I'm using the geopy package to search address for their coordinates, with the column returning the matched address and coordinates
I want to just get the coordinates
Here is a test to show you how it works:
# Test to see if response is obtained for easy address
location = geolocator.geocode("175 5th Avenue NYC", timeout=10)
print((location.latitude, location.longitude))
>>> (40.7410861, -73.9896298241625)
In my code I have a CSV with cities, that are then looked up using the geopy package
data['geocode_result'] = [geolocator.geocode(x, timeout = 60) for x in data['ghana_city']]
I want to just get the coordinates from here
Using extract doesn't seem to work and just returns NaN values despite the regex being fine:
p = r'(?P<latitude>-?\d+\.\d+)?(?P<longitude>-?\d+\.\d+)'
data[['g_latitude', 'g_longitude']] = data['geocode_result2'].str.extract(p, expand=True)
data
I have a feeling that these problems are coming about due to the object that's returned from geopy in the column
The regex is sound, as verified on Regexr.com:
I have tried converting the column to a string, but the coordinates are dropped?!
data['geocode_result2'] = (data['geocode_result2']).astype(str)
data
Can anyone help here? thanks a lot
Dummy data:
The column I want to extract the coordinates from is geocode_result2 or geocode_result
geocode_result2
1 (Agona Swedru, Central Region, Ghana, (5.534454, -0.700763))
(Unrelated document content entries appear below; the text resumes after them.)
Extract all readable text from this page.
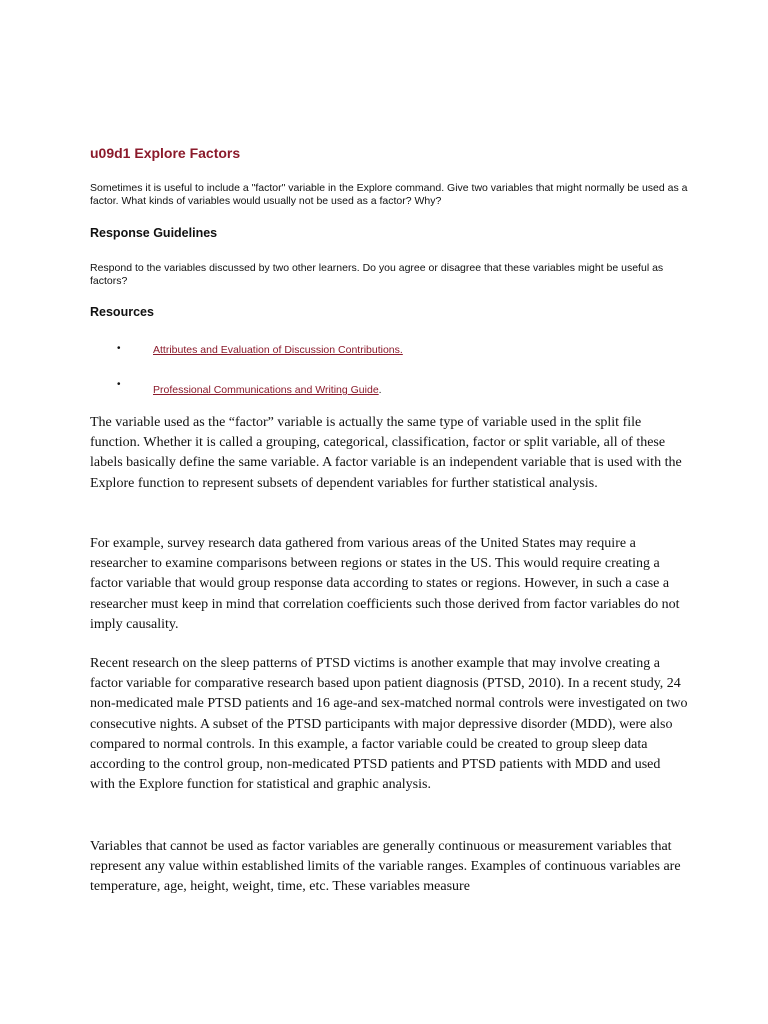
u09d1 Explore Factors

Sometimes it is useful to include a "factor" variable in the Explore command. Give two variables that might normally be used as a factor. What kinds of variables would usually not be used as a factor? Why?

Response Guidelines

Respond to the variables discussed by two other learners. Do you agree or disagree that these variables might be useful as factors?

Resources
•	Attributes and Evaluation of Discussion Contributions.
•	Professional Communications and Writing Guide.

The variable used as the “factor” variable is actually the same type of variable used in the split file function. Whether it is called a grouping, categorical, classification, factor or split variable, all of these labels basically define the same variable. A factor variable is an independent variable that is used with the Explore function to represent subsets of dependent variables for further statistical analysis.

For example, survey research data gathered from various areas of the United States may require a researcher to examine comparisons between regions or states in the US. This would require creating a factor variable that would group response data according to states or regions. However, in such a case a researcher must keep in mind that correlation coefficients such those derived from factor variables do not imply causality.

Recent research on the sleep patterns of PTSD victims is another example that may involve creating a factor variable for comparative research based upon patient diagnosis (PTSD, 2010). In a recent study, 24 non-medicated male PTSD patients and 16 age-and sex-matched normal controls were investigated on two consecutive nights. A subset of the PTSD participants with major depressive disorder (MDD), were also compared to normal controls. In this example, a factor variable could be created to group sleep data according to the control group, non-medicated PTSD patients and PTSD patients with MDD and used with the Explore function for statistical and graphic analysis.

Variables that cannot be used as factor variables are generally continuous or measurement variables that represent any value within established limits of the variable ranges. Examples of continuous variables are temperature, age, height, weight, time, etc. These variables measure
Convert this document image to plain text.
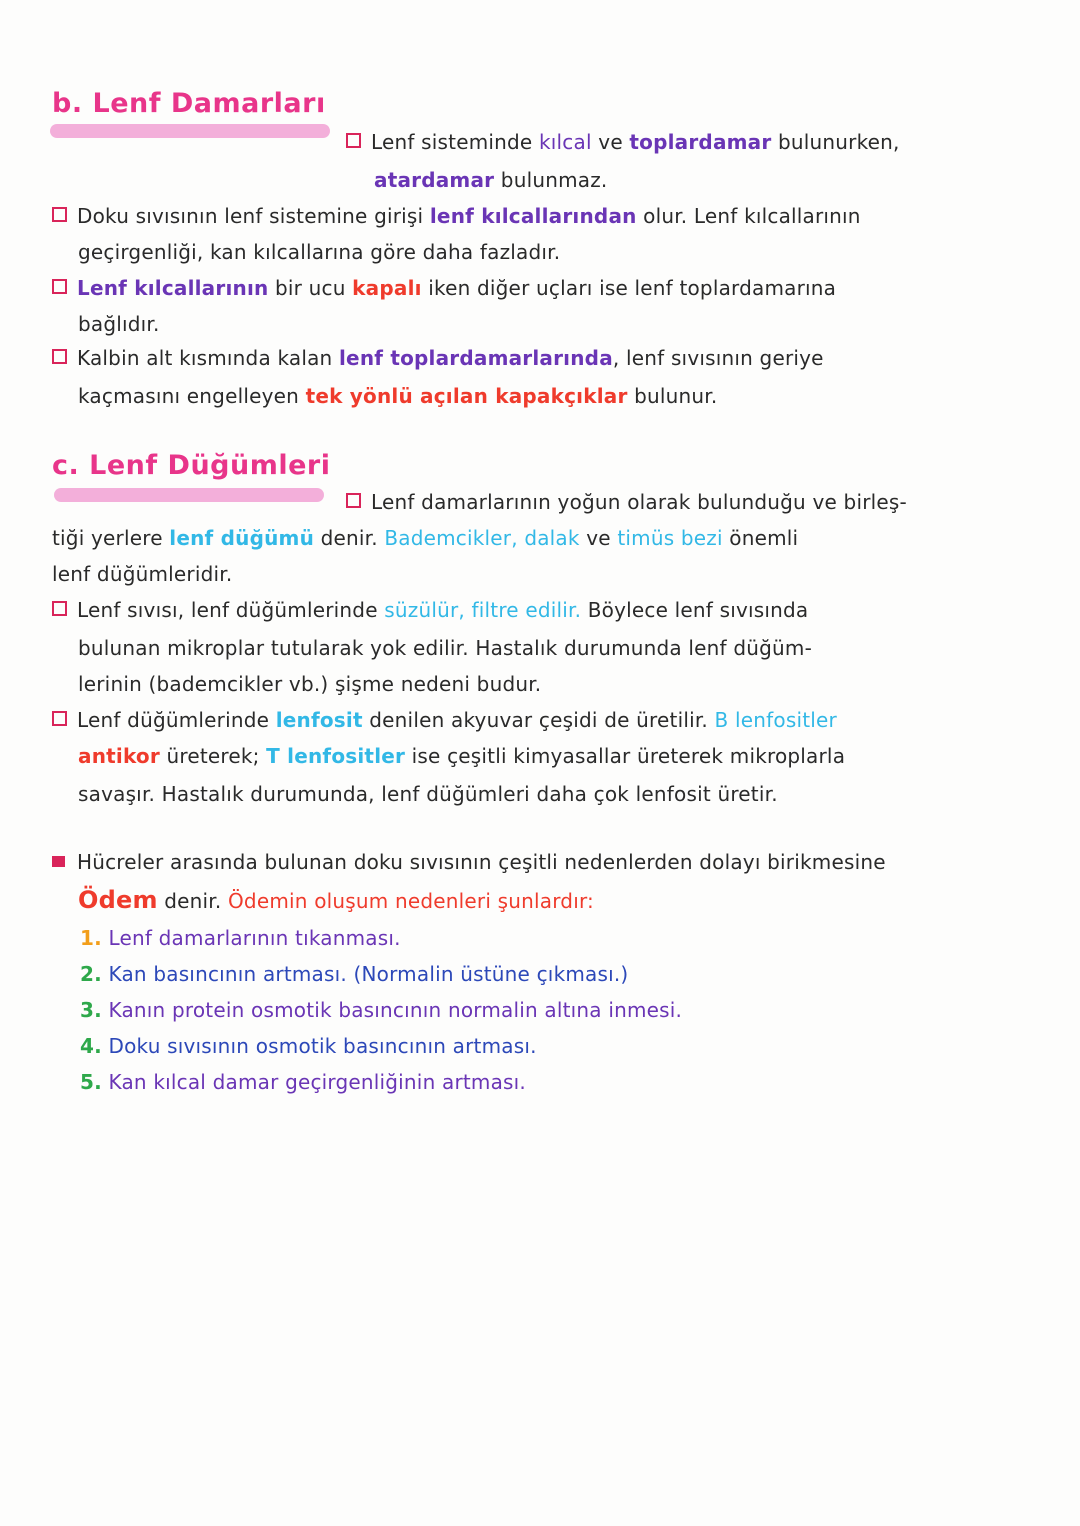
b. Lenf Damarları
Lenf sisteminde kılcal ve toplardamar bulunurken,
atardamar bulunmaz.
Doku sıvısının lenf sistemine girişi lenf kılcallarından olur. Lenf kılcallarının
geçirgenliği, kan kılcallarına göre daha fazladır.
Lenf kılcallarının bir ucu kapalı iken diğer uçları ise lenf toplardamarına
bağlıdır.
Kalbin alt kısmında kalan lenf toplardamarlarında, lenf sıvısının geriye
kaçmasını engelleyen tek yönlü açılan kapakçıklar bulunur.
c. Lenf Düğümleri
Lenf damarlarının yoğun olarak bulunduğu ve birleş-
tiği yerlere lenf düğümü denir. Bademcikler, dalak ve timüs bezi önemli
lenf düğümleridir.
Lenf sıvısı, lenf düğümlerinde süzülür, filtre edilir. Böylece lenf sıvısında
bulunan mikroplar tutularak yok edilir. Hastalık durumunda lenf düğüm-
lerinin (bademcikler vb.) şişme nedeni budur.
Lenf düğümlerinde lenfosit denilen akyuvar çeşidi de üretilir. B lenfositler
antikor üreterek; T lenfositler ise çeşitli kimyasallar üreterek mikroplarla
savaşır. Hastalık durumunda, lenf düğümleri daha çok lenfosit üretir.
Hücreler arasında bulunan doku sıvısının çeşitli nedenlerden dolayı birikmesine
Ödem denir. Ödemin oluşum nedenleri şunlardır:
1. Lenf damarlarının tıkanması.
2. Kan basıncının artması. (Normalin üstüne çıkması.)
3. Kanın protein osmotik basıncının normalin altına inmesi.
4. Doku sıvısının osmotik basıncının artması.
5. Kan kılcal damar geçirgenliğinin artması.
2 (Madina, Adenta, Greater Accra Region, PMB 107 MD, Ghana, (5.6864962, -0.1677052))
3 (Ashaiman, Greater Accra Region, TM3 8AA, Ghana, (5.77329565, -0.110766330148484))
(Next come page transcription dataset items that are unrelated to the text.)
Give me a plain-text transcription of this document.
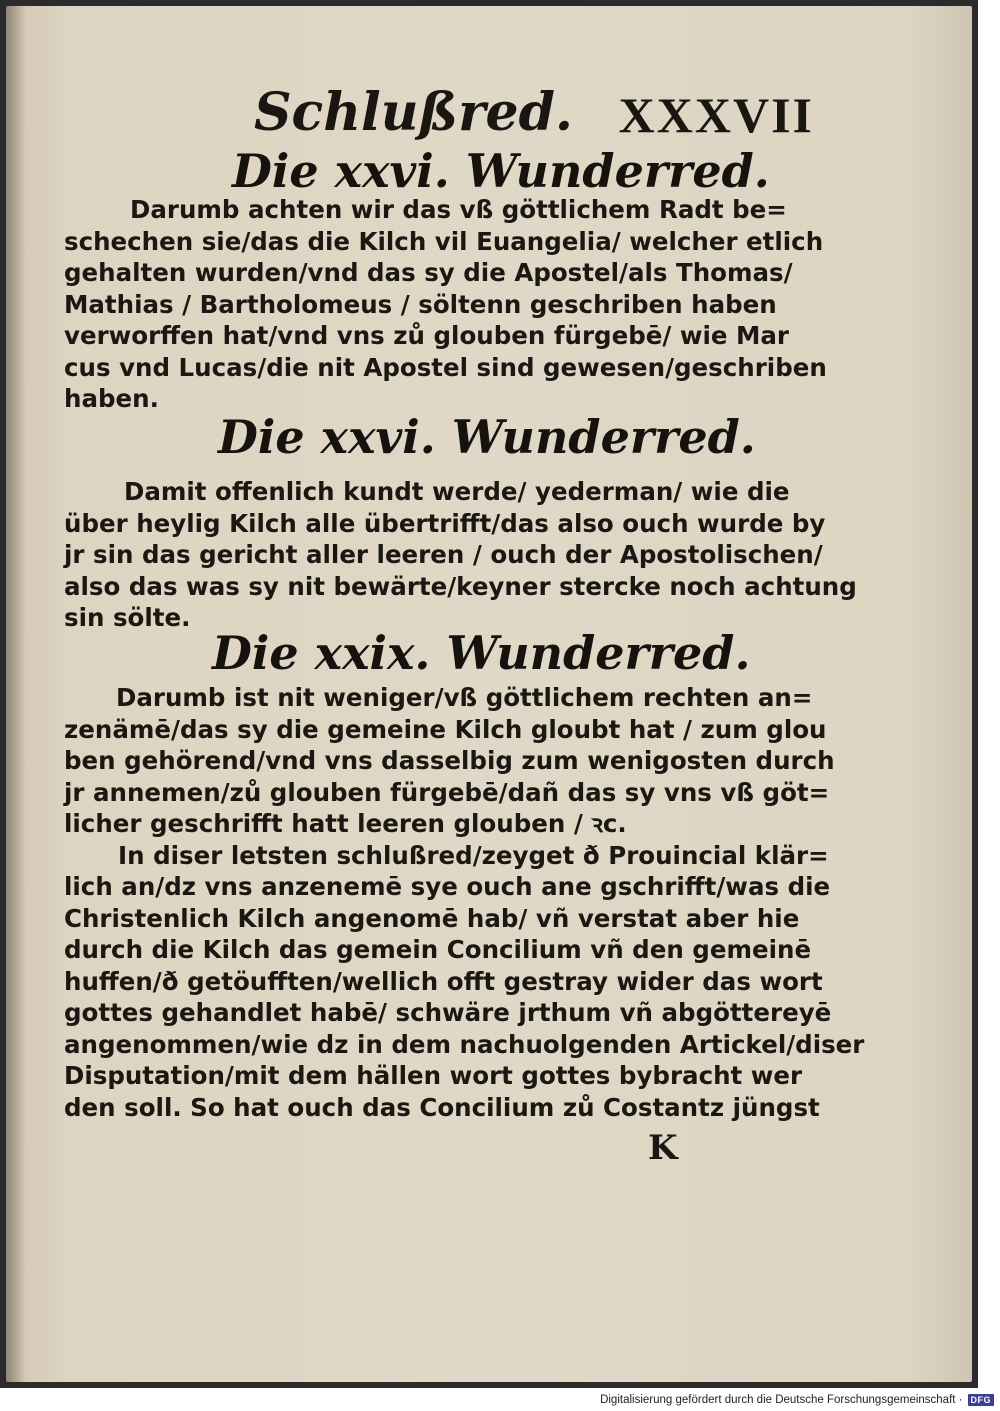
Schlußred. XXXVII
Die xxvi. Wunderred.
Darumb achten wir das vß göttlichem Radt be=
schechen sie/das die Kilch vil Euangelia/ welcher etlich
gehalten wurden/vnd das sy die Apostel/als Thomas/
Mathias / Bartholomeus / söltenn geschriben haben
verworffen hat/vnd vns zů glouben fürgebē/ wie Mar
cus vnd Lucas/die nit Apostel sind gewesen/geschriben
haben.
Die xxvi. Wunderred.
Damit offenlich kundt werde/ yederman/ wie die
über heylig Kilch alle übertrifft/das also ouch wurde by
jr sin das gericht aller leeren / ouch der Apostolischen/
also das was sy nit bewärte/keyner stercke noch achtung
sin sölte.
Die xxix. Wunderred.
Darumb ist nit weniger/vß göttlichem rechten an=
zenämē/das sy die gemeine Kilch gloubt hat / zum glou
ben gehörend/vnd vns dasselbig zum wenigosten durch
jr annemen/zů glouben fürgebē/dañ das sy vns vß göt=
licher geschrifft hatt leeren glouben / ꝛc.
In diser letsten schlußred/zeyget ð Prouincial klär=
lich an/dz vns anzenemē sye ouch ane gschrifft/was die
Christenlich Kilch angenomē hab/ vñ verstat aber hie
durch die Kilch das gemein Concilium vñ den gemeinē
huffen/ð getöufften/wellich offt gestray wider das wort
gottes gehandlet habē/ schwäre jrthum vñ abgöttereyē
angenommen/wie dz in dem nachuolgenden Artickel/diser
Disputation/mit dem hällen wort gottes bybracht wer
den soll. So hat ouch das Concilium zů Costantz jüngst
K
Digitalisierung gefördert durch die Deutsche Forschungsgemeinschaft · DFG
Final code to get coordinates:
data['geocode_result'] = [geolocator.geocode(x, timeout = 60) for x in data['ghana_city']]
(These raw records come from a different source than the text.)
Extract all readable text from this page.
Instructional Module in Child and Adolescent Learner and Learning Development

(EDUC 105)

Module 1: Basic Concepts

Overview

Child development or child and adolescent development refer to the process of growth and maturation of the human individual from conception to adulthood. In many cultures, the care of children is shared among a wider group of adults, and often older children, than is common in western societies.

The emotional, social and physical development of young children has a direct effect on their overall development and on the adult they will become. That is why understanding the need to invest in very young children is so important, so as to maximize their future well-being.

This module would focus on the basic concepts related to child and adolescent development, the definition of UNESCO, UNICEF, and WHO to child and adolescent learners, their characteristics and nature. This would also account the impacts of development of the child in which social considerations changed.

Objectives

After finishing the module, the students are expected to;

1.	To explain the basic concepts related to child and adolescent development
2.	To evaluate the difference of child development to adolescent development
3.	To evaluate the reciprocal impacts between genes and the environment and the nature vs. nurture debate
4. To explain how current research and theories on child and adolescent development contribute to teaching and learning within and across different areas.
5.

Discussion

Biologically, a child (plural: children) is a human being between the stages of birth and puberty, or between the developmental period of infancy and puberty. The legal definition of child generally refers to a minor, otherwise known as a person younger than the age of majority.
x = data['geocode_result']
data.dropna(subset=['geocode_result'], inplace=True)
data['g_latitude'] = data['geocode_result'].apply(lambda loc: loc.latitude)
data['g_longitude'] = data['geocode_result'].apply(lambda loc: loc.longitude)
data
geolocator.geocode
returns Location
object rather than a string (though its string representation actually contains lat/long which you were trying to parse), so lat/long can be retrieved by accessing location.latitude
/ location.longitude
attributes respectively.
# Make geocoding requests
data['geocode_result'] = [geolocator.geocode(x, timeout = 60) for x in data['ghana_city']]
# Extract lat/long to separate columns
data['g_latitude'] = data['geocode_result'].apply(lambda loc: loc.latitude)
data['g_longitude'] = data['geocode_result'].apply(lambda loc: loc.longitude)
(I'm unable to comment due to reputation lack, so I'm answering the coordinates drop confusion here).
str(location)
returns a textual address (without coordinates), but repr(location)
returns a string in the following format (which includes the coordinates):
Location(%(address)s, (%(latitude)s, %(longitude)s, %(altitude)s))
What you see when you print data
uses repr
(pandas seems to drop the leading Location
type for brevity), so you can see the coordinates. But when the column is converted to str
, it uses str
representation, which doesn't include the coordinates. That's the whole magic here.